There is nothing that robs the perpetrator of haunting our memories or possessing our soul like our identification with the passion of Christ. We are so much more than what has happened to us. We need to reorient our whole identity with His life in us. We have to finish the journey going from the garden to the cross, from being overwhelmed at the garden to being victorious at the cross, defeating death and shame forever. Not that we would be rid of our pain… not necessarily… but that the pain would be redeemed pain.

There Is Therefore Now No Condemnation

Satan hates this truth… that pain can be used for God’s glory. Hates it and will lie to us if we look away from Christ. Even the most heinous sins of our past will be redeemed for the only one worthy of our worship and for our good!

Just think about the word redemption. Our self-condemnation serves no godly purpose. It is Satan’s trick to keep us from freedom. A cheap ploy to rob us of the deep conviction and then the even deeper mercy that gives peace.

A Personal Invitation: From Victim to Victor

Come to Christ, confess, weep, receive His love, and rest in Him. Perfect love drives out fear. Rebuke the lies, listen to the voice of Truth, and receive the comfort of His spirit. Don’t give your perpetrator, Satan, one more moment of satisfaction. Remember, he who conceals his sin will not prosper, but he who confesses and forsakes his sin will receive mercy. If you were abused, you did not bring any shame on to yourself. However, you are living under it if you identify more as a victim than as a victor in Christ.

Confess any bitterness, release the shame, and quit hiding from God.
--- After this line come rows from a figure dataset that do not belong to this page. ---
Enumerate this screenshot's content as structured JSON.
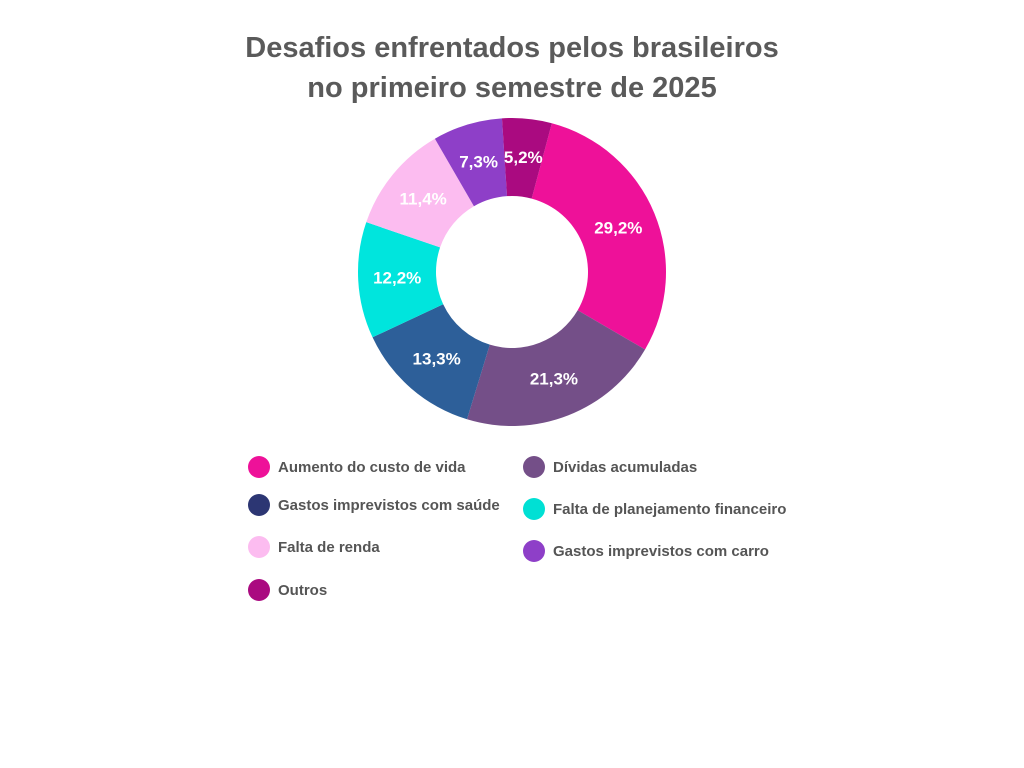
{
  "chart_data": {
    "type": "pie",
    "donut": true,
    "title_lines": [
      "Desafios enfrentados pelos brasileiros",
      "no primeiro semestre de 2025"
    ],
    "slices": [
      {
        "name": "Aumento do custo de vida",
        "value": 29.2,
        "label": "29,2%",
        "color": "#ee1199"
      },
      {
        "name": "Dívidas acumuladas",
        "value": 21.3,
        "label": "21,3%",
        "color": "#744f88"
      },
      {
        "name": "Gastos imprevistos com saúde",
        "value": 13.3,
        "label": "13,3%",
        "color": "#2d5f99"
      },
      {
        "name": "Falta de planejamento financeiro",
        "value": 12.2,
        "label": "12,2%",
        "color": "#00e5dd"
      },
      {
        "name": "Falta de renda",
        "value": 11.4,
        "label": "11,4%",
        "color": "#fcbcf0"
      },
      {
        "name": "Gastos imprevistos com carro",
        "value": 7.3,
        "label": "7,3%",
        "color": "#8e3fc8"
      },
      {
        "name": "Outros",
        "value": 5.2,
        "label": "5,2%",
        "color": "#aa0a80"
      }
    ],
    "legend": [
      {
        "name": "Aumento do custo de vida",
        "color": "#ee1199"
      },
      {
        "name": "Dívidas acumuladas",
        "color": "#744f88"
      },
      {
        "name": "Gastos imprevistos com saúde",
        "color": "#2c3673"
      },
      {
        "name": "Falta de planejamento financeiro",
        "color": "#00e0d4"
      },
      {
        "name": "Falta de renda",
        "color": "#fcbcf0"
      },
      {
        "name": "Gastos imprevistos com carro",
        "color": "#8e3fc8"
      },
      {
        "name": "Outros",
        "color": "#aa0a80"
      }
    ],
    "legend_position": "bottom"
  }
}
That itself is a sin. Come into the light. He will replace with righteous robes those flimsy fig leaves that keep you in humiliation and fear. He will redeem your pain—over time you will be healed at a soul level.

You will be a mighty instrument of redemption for others. Others will see and praise God. We need you. Your courage, your story, your vulnerability will surely be used to purify and give hope to many. God will shine once again through you and His glory will be revealed through the cracks left as a reminder that we are but jars of clay.

Join the Conversation

How can the truth of Christ’s victory over sin and over shame impact you personally and in ministry?

Note: For information on the 2013 Faith Biblical Counseling Training Conference, click here.

2 thoughts on “Slaying the Shame of Sexual Abuse

  1. Garrett, thank you so much for this article, as well as your encouragement to those of our sisters and brothers that have been bound to their shame for so long.  In working with women who have been sexually abused, the shame is the most difficult for them to work thru.  Many believe that they have even deserved their suffering because they were the cause of this horrible sin against them.  This keeps them buried deep in darkness, deception, isolation, fear and unforgiveness.  I have walked beside many women on the road to Calvary and it is a beautiful story of love, redemption, and liberation that begins the healing process.  It is my prayer that these precious men and women of God experience God’s redeeming love and that each one would be an instrument of redemption to those in their sphere of influence who are suffering just as they did.